Thursday, December 22, 2011

Lessons from Sendong




It was quiet in Manila that Saturday night. The rains just poured. In the southern part of the Philippines though, Tropical Depression Sendong was making landfall in Mindanao. This region of the Philippines rarely has typhoons or storms pass through it. But Mother Nature had other plans. It wasn't even a typhoon. It was just a storm. The rains poured all night. It caught the people in the area unprepared with the flash floods.

The morning after was as gloomy as the weather. Houses were washed away. Cars were thrown on rooftops. The water from the mountains had come raging into the cities. And by the time nature stood back to watch its wrath - bodies were coming in from the river basins. Now the death toll is over 1000 and still counting.

While many of Christiandom celebrate the coming of Christmas, one cannot help but empathize with the plight of the people ravaged by Sendong. The easiest answer to this is to blame Mother Nature or Global Warming. But one can never fathom the inexplicable reason answers to the question "why us"?

The pictures posted on the internet were too gory to even look at. When I caught sight of some of them, I could not hold back my tears. It was too painful, even for those with a hardened heart. With rescuers sifting through the decomposing bodies, people holding on to lifeless loved ones, and the total death toll passing over 1000 with hundreds still missing, one cannot help but look for someone to blame.




Whether you're Muslim or Christian, there is no god to blame in this equation. Whatever we have in this world, is so to speak - God-given. And while government will be quick to claim that natural calamity is unpredictable, let's face the fact that both local and national government authorities have actually been responsible for the devastations we experience from one calamity after another. In spite of the multitude of natural calamities that come our way year in and year out, we are NEVER EVER prepared for a disaster. Local government officials make money from government projects that are allocated for the improvement of the community. They undercut the budget so that one peso in one pocket is ten pesos in theirs. National government officials are either too dumb to see that or in connivance with their counterpart thieves in the local government. They tolerate, if not encourage, the crooked political machineries that churn their way using public funds for personal gains. They build their palatial homes in areas where not even high water or strong winds will blow their houses down. At the end of the day, it is we who bury our dead and they who celebrate with our money.
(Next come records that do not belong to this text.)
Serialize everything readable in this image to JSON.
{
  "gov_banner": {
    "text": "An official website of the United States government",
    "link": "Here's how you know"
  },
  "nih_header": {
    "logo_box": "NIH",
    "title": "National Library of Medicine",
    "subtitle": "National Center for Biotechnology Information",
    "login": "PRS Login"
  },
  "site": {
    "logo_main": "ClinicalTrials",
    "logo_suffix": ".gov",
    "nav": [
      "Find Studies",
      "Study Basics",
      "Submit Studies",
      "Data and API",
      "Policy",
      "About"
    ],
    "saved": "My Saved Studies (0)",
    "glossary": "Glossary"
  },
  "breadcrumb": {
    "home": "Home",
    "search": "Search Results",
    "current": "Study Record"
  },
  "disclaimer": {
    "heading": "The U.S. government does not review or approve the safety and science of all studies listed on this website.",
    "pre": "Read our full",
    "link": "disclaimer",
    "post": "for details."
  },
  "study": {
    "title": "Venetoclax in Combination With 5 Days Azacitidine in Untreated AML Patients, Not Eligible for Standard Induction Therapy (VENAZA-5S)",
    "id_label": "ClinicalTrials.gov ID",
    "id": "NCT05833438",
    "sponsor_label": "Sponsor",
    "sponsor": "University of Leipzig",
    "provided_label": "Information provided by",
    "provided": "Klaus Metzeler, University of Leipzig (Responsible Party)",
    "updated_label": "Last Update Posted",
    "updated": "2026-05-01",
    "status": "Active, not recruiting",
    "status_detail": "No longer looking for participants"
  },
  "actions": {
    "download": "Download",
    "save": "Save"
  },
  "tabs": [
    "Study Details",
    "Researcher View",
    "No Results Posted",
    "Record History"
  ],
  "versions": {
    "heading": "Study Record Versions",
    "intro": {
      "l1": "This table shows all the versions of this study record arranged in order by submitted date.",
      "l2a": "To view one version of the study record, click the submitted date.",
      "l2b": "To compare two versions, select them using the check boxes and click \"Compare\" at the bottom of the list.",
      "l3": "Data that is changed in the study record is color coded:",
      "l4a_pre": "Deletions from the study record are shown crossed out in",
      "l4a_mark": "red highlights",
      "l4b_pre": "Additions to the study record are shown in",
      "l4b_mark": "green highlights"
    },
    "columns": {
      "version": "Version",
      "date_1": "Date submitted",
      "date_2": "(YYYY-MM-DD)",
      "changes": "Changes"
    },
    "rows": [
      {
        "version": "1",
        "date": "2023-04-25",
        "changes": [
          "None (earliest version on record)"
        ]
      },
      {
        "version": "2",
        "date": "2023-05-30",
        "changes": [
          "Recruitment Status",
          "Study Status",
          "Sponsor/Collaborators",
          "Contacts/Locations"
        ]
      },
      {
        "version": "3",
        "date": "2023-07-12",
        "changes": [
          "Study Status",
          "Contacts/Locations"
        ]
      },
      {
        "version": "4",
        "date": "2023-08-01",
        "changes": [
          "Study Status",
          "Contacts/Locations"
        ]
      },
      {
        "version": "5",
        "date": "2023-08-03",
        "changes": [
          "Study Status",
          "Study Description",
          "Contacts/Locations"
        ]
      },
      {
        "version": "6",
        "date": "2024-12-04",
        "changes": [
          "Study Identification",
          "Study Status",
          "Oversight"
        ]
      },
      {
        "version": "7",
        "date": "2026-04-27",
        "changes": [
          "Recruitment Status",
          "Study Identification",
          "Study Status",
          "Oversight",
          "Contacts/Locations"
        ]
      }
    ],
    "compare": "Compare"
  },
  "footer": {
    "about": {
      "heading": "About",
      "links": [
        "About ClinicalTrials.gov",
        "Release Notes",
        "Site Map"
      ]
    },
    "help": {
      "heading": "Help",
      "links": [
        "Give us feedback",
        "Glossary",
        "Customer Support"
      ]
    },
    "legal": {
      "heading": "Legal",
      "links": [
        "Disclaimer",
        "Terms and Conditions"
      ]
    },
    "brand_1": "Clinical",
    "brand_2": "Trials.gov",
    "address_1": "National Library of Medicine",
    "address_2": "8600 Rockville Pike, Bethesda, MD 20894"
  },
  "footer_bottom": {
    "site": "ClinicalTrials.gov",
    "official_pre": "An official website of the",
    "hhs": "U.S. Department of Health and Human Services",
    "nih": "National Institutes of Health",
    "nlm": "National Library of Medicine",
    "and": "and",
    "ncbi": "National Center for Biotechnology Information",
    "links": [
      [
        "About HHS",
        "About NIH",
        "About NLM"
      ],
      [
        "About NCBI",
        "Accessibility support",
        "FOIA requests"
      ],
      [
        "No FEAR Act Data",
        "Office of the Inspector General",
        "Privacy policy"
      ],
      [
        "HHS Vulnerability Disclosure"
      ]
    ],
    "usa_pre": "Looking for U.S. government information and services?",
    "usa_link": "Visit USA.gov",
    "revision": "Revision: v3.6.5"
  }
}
With all the pompous bravado of the Bureau of Internal Revenue running after businessmen and professionals, it becomes understandable why it is difficult for people to pay correct taxes knowing that those who pay their dues correctly actually don't reap the benefits of a legitimate collection. Had the taxes been put to good use, there should be no reason why natural calamities become our nemesis. And when Mother Nature reels its ugly head, we need to dig deeper into our pockets in order to help a community devastated from natural disaster that was caused by the local and national government officials who had no sense of foresight on improving their community so that disasters like these do not ever happen again.

But the Filipinos are a forgetful race. We have short-term memory losses. We forget the evils of a dictatorial government and elect their offsprings into office. We forget the evils of a cheater and back her up because she has been good to Bishops and Generals. We forget the evils of murderers that run in family clans all for the sake of greed. We easily forget because as a people, we are sad to say, masochists. We like the pain that is inflicted on us. Sadly put, we have no pride in our country and in ourselves. The only way we can run away from all these is to migrate and become OFWs or citizens of other countries - hoping to escape from a painful past and never to ever look back again.

Year in and year out, a natural calamity occurs - reminding us on how vulnerable we are. But our leaders never learn. Our people never learn. When the shanties are washed away by floods and they bury their dead, the shanties are rebuilt in the same exact place where peoples lives and limbs are at risk. And the local government looks away because these people living in the "esteros" are their voting population. Government officials will never attempt to find a place to relocate them. Trees in mountains in our provinces are denuded because of illegal businesses. Even pristine beaches are bastardized in the name of big business. And when one natural calamity comes, we watch and weep. Never mind the countless lives in the name of graft and corruption.

I am disheartened and angry at the scenario year in and year out on lives and properties lost senselessly because of greedy and corrupt government officials.

What will it take to awaken our senses? How intense a calamity will it take before the Filipinos learns its lessons from nature's wrath?